There are concerns that cyberbullying and “sexting” by young people can lead to depression in later life
Experts claim it is now so rife that it risks causing a surge in the number of youngsters suffering serious depression and anxiety as they grow up.
A 2014 study by researchers at King’s College, London, where a total of 7,771 children, whose parents provided information on their child’s exposure to bullying when they were aged 7 and 11, were followed until the age of 50.
The study found that the negative social, physical and mental health effects of childhood bullying were still evident up to 40 years later.
Figures released by the Priory Group, the country’s largest organisation for mental health hospitals and clinics, show admissions for anxiety in teenagers has risen by 50 per cent in only four years.
In 2014 a total of 262 girls and boys aged 12 to 17 were admitted to one of its centres, up from 178 in 2010.
Dr Natasha Bijlani, consultant psychiatrist at The Priory Hospital Roehampton, warns that there is a growing flood of teens and adults who have suffered low self-esteem, body image issues and self-harming tendencies because their childhood had been scarred by online and digital abuse.
She said: “Episodes in childhood are often repressed, children often fear reporting abuse, and only later in life do these issues surface in the form of depression, stress and anxiety and other serious psychological conditions”.
“This relatively new phenomenon of sexting – where explicit texts and pictures are sent between smartphone devices – seems to have become endemic, and we are not sure of the long-term consequences.

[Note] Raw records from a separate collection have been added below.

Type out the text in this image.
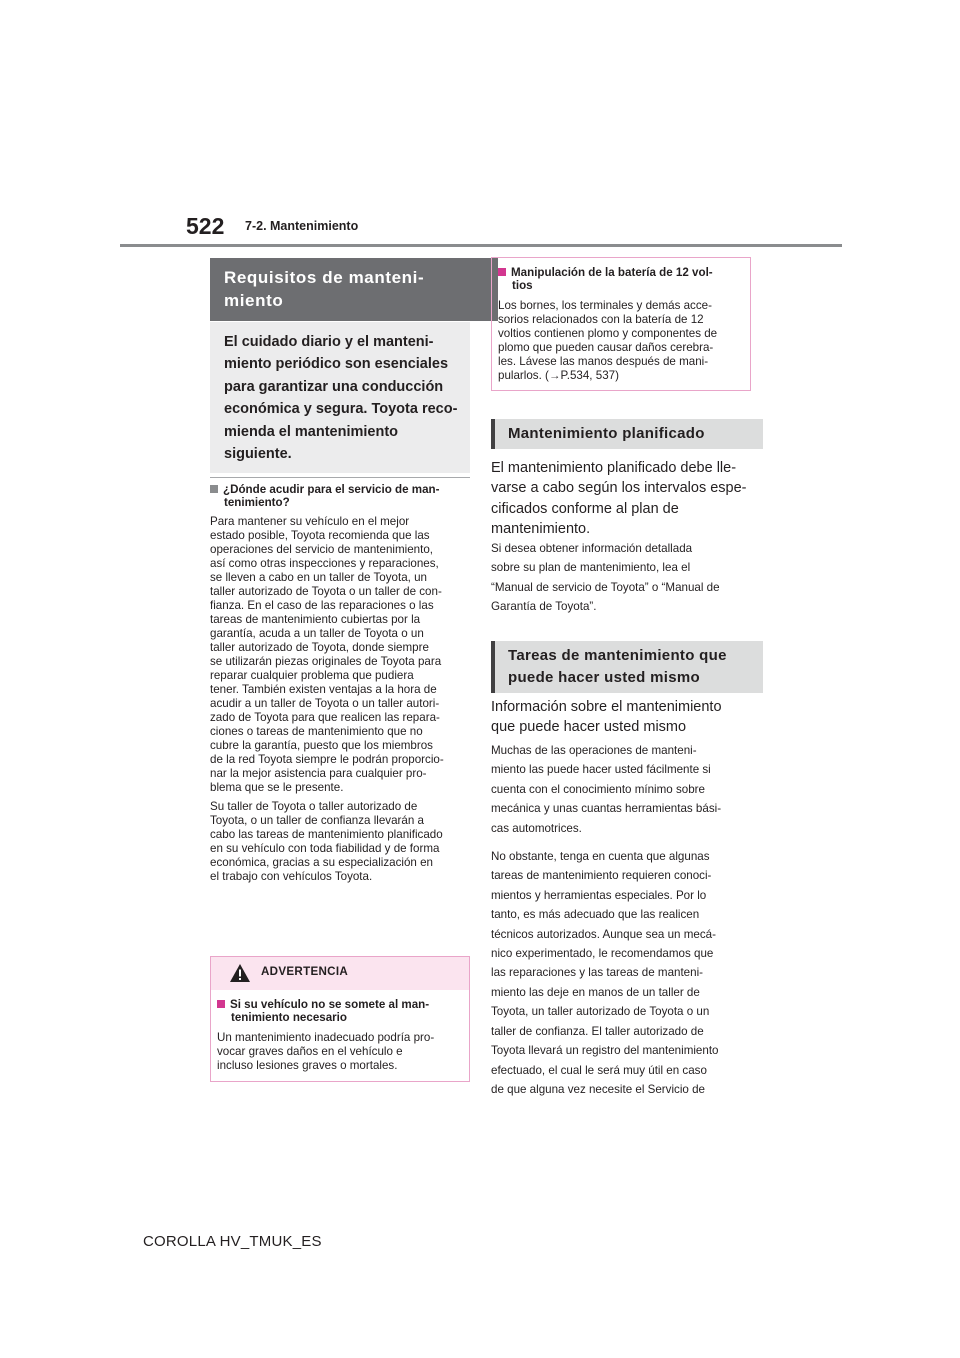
522 7-2. Mantenimiento
Requisitos de manteni-
miento
El cuidado diario y el manteni-
miento periódico son esenciales
para garantizar una conducción
económica y segura. Toyota reco-
mienda el mantenimiento
siguiente.
¿Dónde acudir para el servicio de man-
tenimiento?

Para mantener su vehículo en el mejor
estado posible, Toyota recomienda que las
operaciones del servicio de mantenimiento,
así como otras inspecciones y reparaciones,
se lleven a cabo en un taller de Toyota, un
taller autorizado de Toyota o un taller de con-
fianza. En el caso de las reparaciones o las
tareas de mantenimiento cubiertas por la
garantía, acuda a un taller de Toyota o un
taller autorizado de Toyota, donde siempre
se utilizarán piezas originales de Toyota para
reparar cualquier problema que pudiera
tener. También existen ventajas a la hora de
acudir a un taller de Toyota o un taller autori-
zado de Toyota para que realicen las repara-
ciones o tareas de mantenimiento que no
cubre la garantía, puesto que los miembros
de la red Toyota siempre le podrán proporcio-
nar la mejor asistencia para cualquier pro-
blema que se le presente.

Su taller de Toyota o taller autorizado de
Toyota, o un taller de confianza llevarán a
cabo las tareas de mantenimiento planificado
en su vehículo con toda fiabilidad y de forma
económica, gracias a su especialización en
el trabajo con vehículos Toyota.

ADVERTENCIA
Si su vehículo no se somete al man-
tenimiento necesario
Un mantenimiento inadecuado podría pro-
vocar graves daños en el vehículo e
incluso lesiones graves o mortales.
Manipulación de la batería de 12 vol-
tios
Los bornes, los terminales y demás acce-
sorios relacionados con la batería de 12
voltios contienen plomo y componentes de
plomo que pueden causar daños cerebra-
les. Lávese las manos después de mani-
pularlos. (→P.534, 537)
Mantenimiento planificado
El mantenimiento planificado debe lle-
varse a cabo según los intervalos espe-
cificados conforme al plan de
mantenimiento.
Si desea obtener información detallada
sobre su plan de mantenimiento, lea el
“Manual de servicio de Toyota” o “Manual de
Garantía de Toyota”.
Tareas de mantenimiento que
puede hacer usted mismo
Información sobre el mantenimiento
que puede hacer usted mismo

Muchas de las operaciones de manteni-
miento las puede hacer usted fácilmente si
cuenta con el conocimiento mínimo sobre
mecánica y unas cuantas herramientas bási-
cas automotrices.

No obstante, tenga en cuenta que algunas
tareas de mantenimiento requieren conoci-
mientos y herramientas especiales. Por lo
tanto, es más adecuado que las realicen
técnicos autorizados. Aunque sea un mecá-
nico experimentado, le recomendamos que
las reparaciones y las tareas de manteni-
miento las deje en manos de un taller de
Toyota, un taller autorizado de Toyota o un
taller de confianza. El taller autorizado de
Toyota llevará un registro del mantenimiento
efectuado, el cual le será muy útil en caso
de que alguna vez necesite el Servicio de

COROLLA HV_TMUK_ES
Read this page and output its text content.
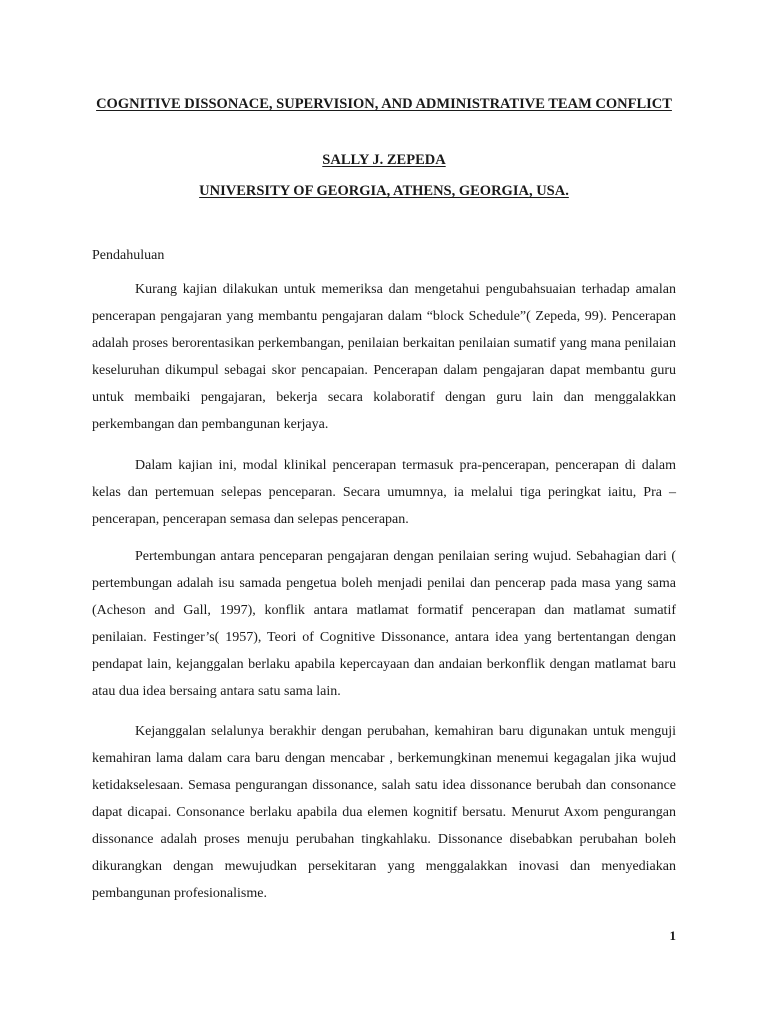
COGNITIVE DISSONACE, SUPERVISION, AND ADMINISTRATIVE TEAM CONFLICT
SALLY J. ZEPEDA
UNIVERSITY OF GEORGIA, ATHENS, GEORGIA, USA.
Pendahuluan

Kurang kajian dilakukan untuk memeriksa dan mengetahui pengubahsuaian terhadap amalan pencerapan pengajaran yang membantu pengajaran dalam “block Schedule”( Zepeda, 99). Pencerapan adalah proses berorentasikan perkembangan, penilaian berkaitan penilaian sumatif yang mana penilaian keseluruhan dikumpul sebagai skor pencapaian. Pencerapan dalam pengajaran dapat membantu guru untuk membaiki pengajaran, bekerja secara kolaboratif dengan guru lain dan menggalakkan perkembangan dan pembangunan kerjaya.

Dalam kajian ini, modal klinikal pencerapan termasuk pra-pencerapan, pencerapan di dalam kelas dan pertemuan selepas penceparan. Secara umumnya, ia melalui tiga peringkat iaitu, Pra – pencerapan, pencerapan semasa dan selepas pencerapan.

Pertembungan antara penceparan pengajaran dengan penilaian sering wujud. Sebahagian dari ( pertembungan adalah isu samada pengetua boleh menjadi penilai dan pencerap pada masa yang sama (Acheson and Gall, 1997), konflik antara matlamat formatif pencerapan dan matlamat sumatif penilaian. Festinger’s( 1957), Teori of Cognitive Dissonance, antara idea yang bertentangan dengan pendapat lain, kejanggalan berlaku apabila kepercayaan dan andaian berkonflik dengan matlamat baru atau dua idea bersaing antara satu sama lain.

Kejanggalan selalunya berakhir dengan perubahan, kemahiran baru digunakan untuk menguji kemahiran lama dalam cara baru dengan mencabar , berkemungkinan menemui kegagalan jika wujud ketidakselesaan. Semasa pengurangan dissonance, salah satu idea dissonance berubah dan consonance dapat dicapai. Consonance berlaku apabila dua elemen kognitif bersatu. Menurut Axom pengurangan dissonance adalah proses menuju perubahan tingkahlaku. Dissonance disebabkan perubahan boleh dikurangkan dengan mewujudkan persekitaran yang menggalakkan inovasi dan menyediakan pembangunan profesionalisme.

1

“However, coupled with online bullying, we can expect an increasing number of people suffering issues of trust, shame, and self-loathing, sometimes manifesting itself in self-harming.”
Charity ‘Ditch the Label’ recently surveyed 2,732 people aged between 13 and 25.
It found 62 per cent of young people had been ‘abused’ through a smartphone app, with 37 per centsaying they had sent a naked photo of themselves.
Almost half of those questioned said they believed sexting was just a bit of harmless fun with 16 per cent saying it was the “the normal thing to do”.
According to data from the Health and Social Care Information Centre (HSCIC), emergency admissions for psychiatric conditions rose to 17,278 in 2014, double the number four years previously.
There were 15,668 admissions of young women aged 15 to 19 for cutting, burning or harming themselves compared with 9,255 admissions in 2004.
Recent figures from the Office for National Statistics (ONS) showed one in five 16- to 24-year-olds had symptoms of depression, anxiety or stress.
It remains important for parents to teach their children to be cautious about how they use social media, to avoid exploitation or cyberbullying.